Toffolo, nato tecnico a 32 anni. Vocazione, o era già stufo di giocare?

«Per vari motivi. Allenare era un mio desiderio, smettere di giocare al termine di quella stagione pure: non avevo più motivazioni. Poi, in quel periodo, stavo frequentando il corso d’allenatore. A dicembre, esonerarono Bepi De Piero. “Vorresti prendere il suo posto?”, mi chiesero. Ci pensai un po’ e dissi subito di “sì”. E così cominciai. Anche perché, a essere sincero, mi sarei preso una pausa dopo il ritiro da calciatore. Ma quella del San Quirino mi sembrò un’opportunità da cogliere al volo. E posso dire di non essermi pentito della scelta: sta andando decisamente bene».

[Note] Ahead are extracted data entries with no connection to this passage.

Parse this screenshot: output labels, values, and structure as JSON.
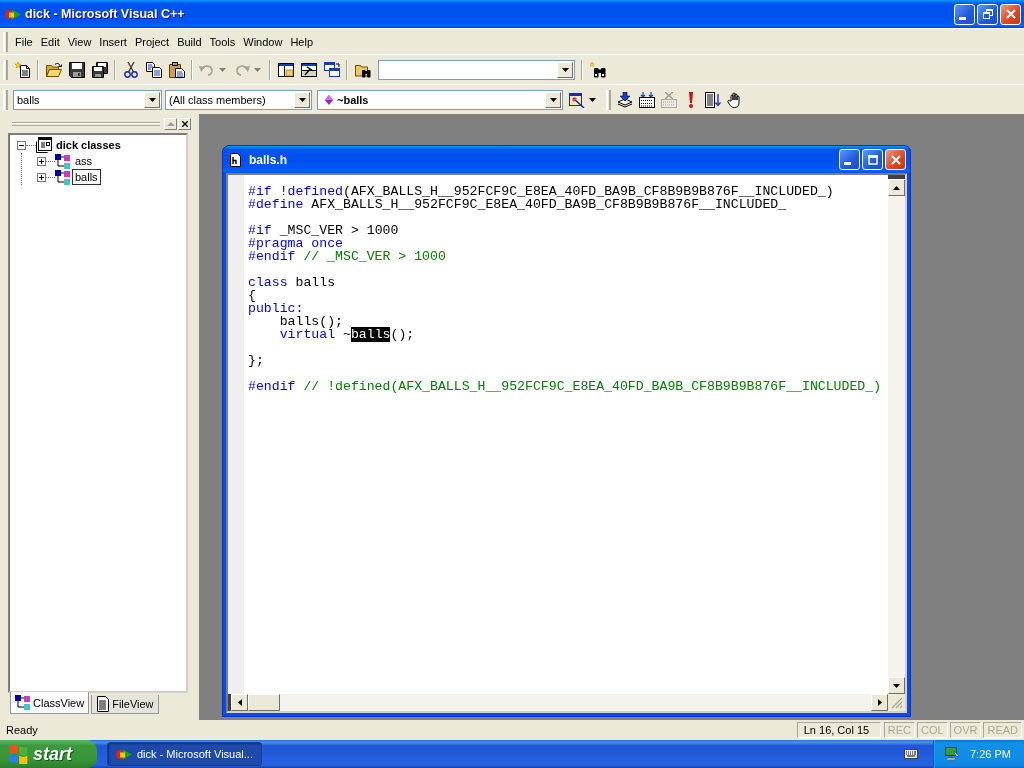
{
  "window": {
    "title": "dick - Microsoft Visual C++"
  },
  "menu": [
    "File",
    "Edit",
    "View",
    "Insert",
    "Project",
    "Build",
    "Tools",
    "Window",
    "Help"
  ],
  "standard_toolbar": [
    [
      {
        "kind": "button",
        "disabled": false
      }
    ],
    [
      {
        "kind": "button",
        "disabled": false
      },
      {
        "kind": "button",
        "disabled": false
      },
      {
        "kind": "button",
        "disabled": false
      }
    ],
    [
      {
        "kind": "button",
        "disabled": false
      },
      {
        "kind": "button",
        "disabled": false
      },
      {
        "kind": "button",
        "disabled": false
      }
    ],
    [
      {
        "kind": "split",
        "disabled": true
      },
      {
        "kind": "split",
        "disabled": true
      }
    ],
    [
      {
        "kind": "button",
        "disabled": false
      },
      {
        "kind": "button",
        "disabled": false
      },
      {
        "kind": "button",
        "disabled": false
      }
    ],
    [
      {
        "kind": "button",
        "disabled": false
      },
      {
        "kind": "combo"
      }
    ],
    [
      {
        "kind": "button",
        "disabled": false
      }
    ]
  ],
  "wizard_bar": [
    {
      "kind": "combo",
      "value": "balls"
    },
    {
      "kind": "combo",
      "value": "(All class members)"
    },
    {
      "kind": "member_combo",
      "value": "~balls"
    },
    {
      "kind": "split",
      "disabled": false
    }
  ],
  "build_toolbar": [
    {
      "disabled": false
    },
    {
      "disabled": false
    },
    {
      "disabled": true
    },
    {
      "disabled": false
    },
    {
      "disabled": false
    },
    {
      "disabled": false
    }
  ],
  "workspace": {
    "tree": [
      {
        "kind": "project",
        "label": "dick classes",
        "expanded": true,
        "selected": false,
        "children": [
          {
            "kind": "class",
            "label": "ass",
            "expanded": false,
            "selected": false
          },
          {
            "kind": "class",
            "label": "balls",
            "expanded": false,
            "selected": true
          }
        ]
      }
    ],
    "tabs": [
      {
        "label": "ClassView",
        "selected": true
      },
      {
        "label": "FileView",
        "selected": false
      }
    ]
  },
  "editor_window": {
    "title": "balls.h",
    "code_blocks": [
      [
        [
          {
            "kind": "keyword",
            "text": "#if"
          },
          {
            "kind": "plain",
            "text": " !"
          },
          {
            "kind": "keyword",
            "text": "defined"
          },
          {
            "kind": "plain",
            "text": "(AFX_BALLS_H__952FCF9C_E8EA_40FD_BA9B_CF8B9B9B876F__INCLUDED_)"
          }
        ],
        [
          {
            "kind": "keyword",
            "text": "#define"
          },
          {
            "kind": "plain",
            "text": " AFX_BALLS_H__952FCF9C_E8EA_40FD_BA9B_CF8B9B9B876F__INCLUDED_"
          }
        ]
      ],
      [
        [
          {
            "kind": "keyword",
            "text": "#if"
          },
          {
            "kind": "plain",
            "text": " _MSC_VER > 1000"
          }
        ],
        [
          {
            "kind": "keyword",
            "text": "#pragma once"
          }
        ],
        [
          {
            "kind": "keyword",
            "text": "#endif"
          },
          {
            "kind": "comment",
            "text": " // _MSC_VER > 1000"
          }
        ]
      ],
      [
        [
          {
            "kind": "keyword",
            "text": "class"
          },
          {
            "kind": "plain",
            "text": " balls"
          }
        ],
        [
          {
            "kind": "plain",
            "text": "{"
          }
        ],
        [
          {
            "kind": "keyword",
            "text": "public:"
          }
        ],
        [
          {
            "kind": "plain",
            "text": "    balls();"
          }
        ],
        [
          {
            "kind": "keyword",
            "text": "    virtual"
          },
          {
            "kind": "plain",
            "text": " ~"
          },
          {
            "kind": "selected",
            "text": "balls"
          },
          {
            "kind": "plain",
            "text": "();"
          }
        ]
      ],
      [
        [
          {
            "kind": "plain",
            "text": "};"
          }
        ]
      ],
      [
        [
          {
            "kind": "keyword",
            "text": "#endif"
          },
          {
            "kind": "comment",
            "text": " // !defined(AFX_BALLS_H__952FCF9C_E8EA_40FD_BA9B_CF8B9B9B876F__INCLUDED_)"
          }
        ]
      ]
    ]
  },
  "status_bar": {
    "message": "Ready",
    "position": "Ln 16, Col 15",
    "indicators": [
      {
        "label": "REC",
        "on": false
      },
      {
        "label": "COL",
        "on": false
      },
      {
        "label": "OVR",
        "on": false
      },
      {
        "label": "READ",
        "on": false
      }
    ]
  },
  "taskbar": {
    "start_label": "start",
    "tasks": [
      {
        "label": "dick - Microsoft Visual...",
        "selected": true
      }
    ],
    "clock": "7:26 PM"
  }
}
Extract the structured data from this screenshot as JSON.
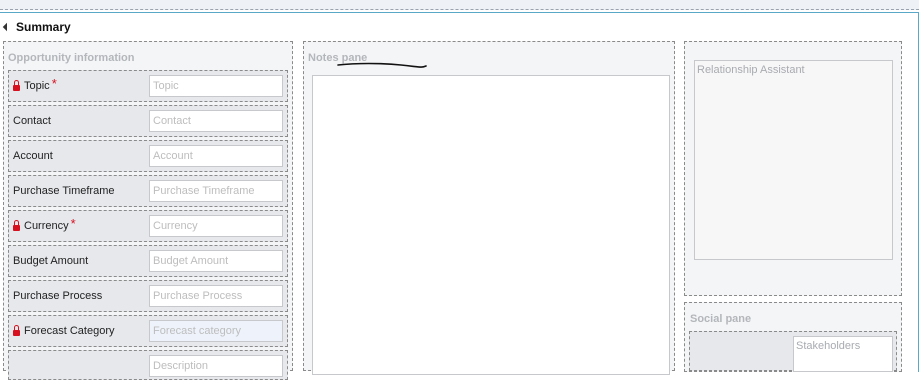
{
  "section": {
    "title": "Summary"
  },
  "opportunity": {
    "title": "Opportunity information",
    "fields": [
      {
        "label": "Topic",
        "placeholder": "Topic",
        "locked": true,
        "required": true
      },
      {
        "label": "Contact",
        "placeholder": "Contact",
        "locked": false,
        "required": false
      },
      {
        "label": "Account",
        "placeholder": "Account",
        "locked": false,
        "required": false
      },
      {
        "label": "Purchase Timeframe",
        "placeholder": "Purchase Timeframe",
        "locked": false,
        "required": false
      },
      {
        "label": "Currency",
        "placeholder": "Currency",
        "locked": true,
        "required": true
      },
      {
        "label": "Budget Amount",
        "placeholder": "Budget Amount",
        "locked": false,
        "required": false
      },
      {
        "label": "Purchase Process",
        "placeholder": "Purchase Process",
        "locked": false,
        "required": false
      },
      {
        "label": "Forecast Category",
        "placeholder": "Forecast category",
        "locked": true,
        "required": false
      },
      {
        "label": "",
        "placeholder": "Description",
        "locked": false,
        "required": false
      }
    ],
    "required_mark": "*"
  },
  "notes": {
    "title": "Notes pane"
  },
  "relationship": {
    "title": "Relationship Assistant"
  },
  "social": {
    "title": "Social pane",
    "stakeholders": "Stakeholders"
  },
  "colors": {
    "frame_accent": "#5aa8c8",
    "required": "#d6101f",
    "panel_bg": "#e6e8ec"
  }
}
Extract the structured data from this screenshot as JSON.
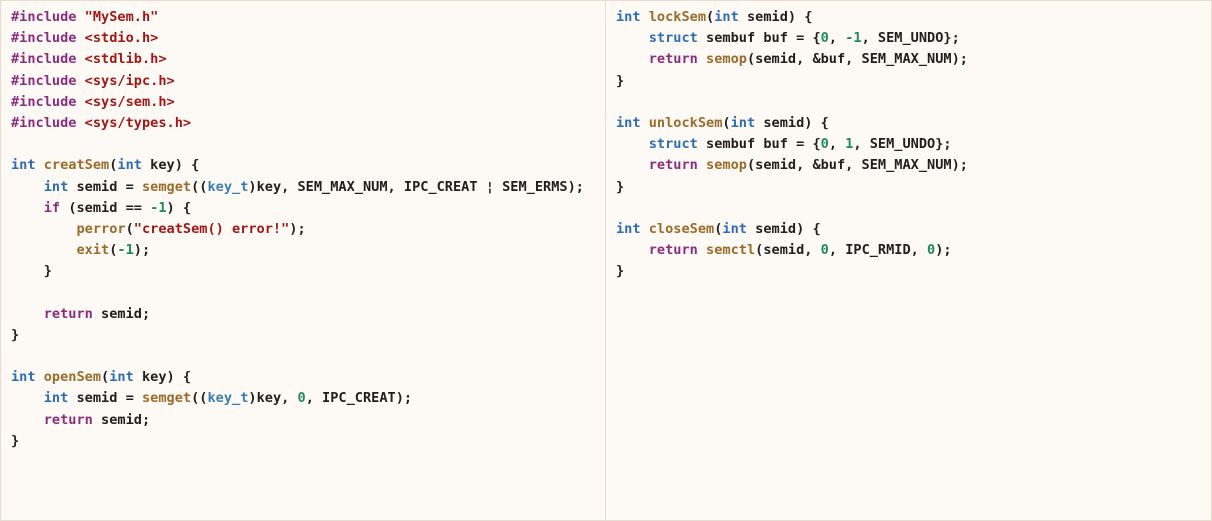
{
  "left_code": [
    [
      {
        "t": "#include ",
        "c": "pp"
      },
      {
        "t": "\"MySem.h\"",
        "c": "str"
      }
    ],
    [
      {
        "t": "#include ",
        "c": "pp"
      },
      {
        "t": "<stdio.h>",
        "c": "str"
      }
    ],
    [
      {
        "t": "#include ",
        "c": "pp"
      },
      {
        "t": "<stdlib.h>",
        "c": "str"
      }
    ],
    [
      {
        "t": "#include ",
        "c": "pp"
      },
      {
        "t": "<sys/ipc.h>",
        "c": "str"
      }
    ],
    [
      {
        "t": "#include ",
        "c": "pp"
      },
      {
        "t": "<sys/sem.h>",
        "c": "str"
      }
    ],
    [
      {
        "t": "#include ",
        "c": "pp"
      },
      {
        "t": "<sys/types.h>",
        "c": "str"
      }
    ],
    [],
    [
      {
        "t": "int ",
        "c": "kw"
      },
      {
        "t": "creatSem",
        "c": "fn"
      },
      {
        "t": "(",
        "c": "plain"
      },
      {
        "t": "int ",
        "c": "kw"
      },
      {
        "t": "key) {",
        "c": "plain"
      }
    ],
    [
      {
        "t": "    ",
        "c": "plain"
      },
      {
        "t": "int ",
        "c": "kw"
      },
      {
        "t": "semid = ",
        "c": "plain"
      },
      {
        "t": "semget",
        "c": "fn"
      },
      {
        "t": "((",
        "c": "plain"
      },
      {
        "t": "key_t",
        "c": "ty"
      },
      {
        "t": ")key, SEM_MAX_NUM, IPC_CREAT ¦ SEM_ERMS);",
        "c": "plain"
      }
    ],
    [
      {
        "t": "    ",
        "c": "plain"
      },
      {
        "t": "if ",
        "c": "ret"
      },
      {
        "t": "(semid == ",
        "c": "plain"
      },
      {
        "t": "-1",
        "c": "num"
      },
      {
        "t": ") {",
        "c": "plain"
      }
    ],
    [
      {
        "t": "        ",
        "c": "plain"
      },
      {
        "t": "perror",
        "c": "fn"
      },
      {
        "t": "(",
        "c": "plain"
      },
      {
        "t": "\"creatSem() error!\"",
        "c": "str"
      },
      {
        "t": ");",
        "c": "plain"
      }
    ],
    [
      {
        "t": "        ",
        "c": "plain"
      },
      {
        "t": "exit",
        "c": "fn"
      },
      {
        "t": "(",
        "c": "plain"
      },
      {
        "t": "-1",
        "c": "num"
      },
      {
        "t": ");",
        "c": "plain"
      }
    ],
    [
      {
        "t": "    }",
        "c": "plain"
      }
    ],
    [],
    [
      {
        "t": "    ",
        "c": "plain"
      },
      {
        "t": "return ",
        "c": "ret"
      },
      {
        "t": "semid;",
        "c": "plain"
      }
    ],
    [
      {
        "t": "}",
        "c": "plain"
      }
    ],
    [],
    [
      {
        "t": "int ",
        "c": "kw"
      },
      {
        "t": "openSem",
        "c": "fn"
      },
      {
        "t": "(",
        "c": "plain"
      },
      {
        "t": "int ",
        "c": "kw"
      },
      {
        "t": "key) {",
        "c": "plain"
      }
    ],
    [
      {
        "t": "    ",
        "c": "plain"
      },
      {
        "t": "int ",
        "c": "kw"
      },
      {
        "t": "semid = ",
        "c": "plain"
      },
      {
        "t": "semget",
        "c": "fn"
      },
      {
        "t": "((",
        "c": "plain"
      },
      {
        "t": "key_t",
        "c": "ty"
      },
      {
        "t": ")key, ",
        "c": "plain"
      },
      {
        "t": "0",
        "c": "num"
      },
      {
        "t": ", IPC_CREAT);",
        "c": "plain"
      }
    ],
    [
      {
        "t": "    ",
        "c": "plain"
      },
      {
        "t": "return ",
        "c": "ret"
      },
      {
        "t": "semid;",
        "c": "plain"
      }
    ],
    [
      {
        "t": "}",
        "c": "plain"
      }
    ]
  ],
  "right_code": [
    [
      {
        "t": "int ",
        "c": "kw"
      },
      {
        "t": "lockSem",
        "c": "fn"
      },
      {
        "t": "(",
        "c": "plain"
      },
      {
        "t": "int ",
        "c": "kw"
      },
      {
        "t": "semid) {",
        "c": "plain"
      }
    ],
    [
      {
        "t": "    ",
        "c": "plain"
      },
      {
        "t": "struct ",
        "c": "kw"
      },
      {
        "t": "sembuf buf = {",
        "c": "plain"
      },
      {
        "t": "0",
        "c": "num"
      },
      {
        "t": ", ",
        "c": "plain"
      },
      {
        "t": "-1",
        "c": "num"
      },
      {
        "t": ", SEM_UNDO};",
        "c": "plain"
      }
    ],
    [
      {
        "t": "    ",
        "c": "plain"
      },
      {
        "t": "return ",
        "c": "ret"
      },
      {
        "t": "semop",
        "c": "fn"
      },
      {
        "t": "(semid, &buf, SEM_MAX_NUM);",
        "c": "plain"
      }
    ],
    [
      {
        "t": "}",
        "c": "plain"
      }
    ],
    [],
    [
      {
        "t": "int ",
        "c": "kw"
      },
      {
        "t": "unlockSem",
        "c": "fn"
      },
      {
        "t": "(",
        "c": "plain"
      },
      {
        "t": "int ",
        "c": "kw"
      },
      {
        "t": "semid) {",
        "c": "plain"
      }
    ],
    [
      {
        "t": "    ",
        "c": "plain"
      },
      {
        "t": "struct ",
        "c": "kw"
      },
      {
        "t": "sembuf buf = {",
        "c": "plain"
      },
      {
        "t": "0",
        "c": "num"
      },
      {
        "t": ", ",
        "c": "plain"
      },
      {
        "t": "1",
        "c": "num"
      },
      {
        "t": ", SEM_UNDO};",
        "c": "plain"
      }
    ],
    [
      {
        "t": "    ",
        "c": "plain"
      },
      {
        "t": "return ",
        "c": "ret"
      },
      {
        "t": "semop",
        "c": "fn"
      },
      {
        "t": "(semid, &buf, SEM_MAX_NUM);",
        "c": "plain"
      }
    ],
    [
      {
        "t": "}",
        "c": "plain"
      }
    ],
    [],
    [
      {
        "t": "int ",
        "c": "kw"
      },
      {
        "t": "closeSem",
        "c": "fn"
      },
      {
        "t": "(",
        "c": "plain"
      },
      {
        "t": "int ",
        "c": "kw"
      },
      {
        "t": "semid) {",
        "c": "plain"
      }
    ],
    [
      {
        "t": "    ",
        "c": "plain"
      },
      {
        "t": "return ",
        "c": "ret"
      },
      {
        "t": "semctl",
        "c": "fn"
      },
      {
        "t": "(semid, ",
        "c": "plain"
      },
      {
        "t": "0",
        "c": "num"
      },
      {
        "t": ", IPC_RMID, ",
        "c": "plain"
      },
      {
        "t": "0",
        "c": "num"
      },
      {
        "t": ");",
        "c": "plain"
      }
    ],
    [
      {
        "t": "}",
        "c": "plain"
      }
    ]
  ]
}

Si sta facendo conoscere per i risultati, ma soprattutto per la sua filosofia: calcio offensivo, imporre il proprio gioco, mai aspettare.

«Intanto bisogna divertirsi. E ci si diverte col pallone tra i piedi. In secondo luogo, quando hai la palla, puoi sempre renderti pericoloso. Nella mia idea, anche il portiere deve partecipare all’azione. Magari puoi subire, magari è un modo dispendioso, ma prima o poi un gol lo fai. E a me piace vincere con merito, non per i demeriti altrui».

Quali i suoi capisaldi, a livello tattico?

«Nessuno modulo preciso: alterno il 4-3-3 al 4-4-2. Piuttosto, in primis, voglio centrocampisti votati alla costruzione. Gli interdittori puri non mi piacciono e non li prevedo. Poi, terzini molto attivi in fase offensiva. Anche a costo di rischiare qualcosa in più».

Il trequartista no? Visto il suo passato, è facile pensarlo.

«E invece no. Nella mia idea di calcio, io come giocatore non mi schiererei mai... (sorride, ndr)».

Da giocatore, mezzapunta “ribelle”. Ora, tecnico attento e scrupoloso: com’è avvenuta la trasformazione?

«Naturalmente. Ti cali nel ruolo e vedi che, per raggiungere risultati, ti devi applicare. Servono serietà e costanzaapplicazione».

Le sue idee sono chiarissime. Quanto l’ha aiutata, in questo, una dirigenza “permissiva” come quella del San Quirino?

«Moltissimo. Mi ha dato libertà in tutto, anche in sede di mercato. Condizioni che non trovi dappertutto, anzi. Ricordo quando giocavo: presidente e ds, magari, in spogliatoio a fine gara. Qui, non è mai successo, se non in casi drammatici. Direi che è fondamentale».

Lei è uno dei tanti tecnici rampanti: perché, a suo parere, sono così gettonati, anche in provincia?

«Perché abbiamo più fame, e curiamo molto di più la fase tattica e organizzativa. Chi decide credo se ne sia accorto. E l’organizzazione ti salva: quando sei in giornata no, hai una direttrice da seguire».

Chiudiamo col sogno di Alberto Toffolo-allenatore.

«Mi piacerebbe allenare il Pordenone e portarlo tra i professionisti. Poi, arrivare più in alto possibile. Come? Sempre portando le mie idee di gioco».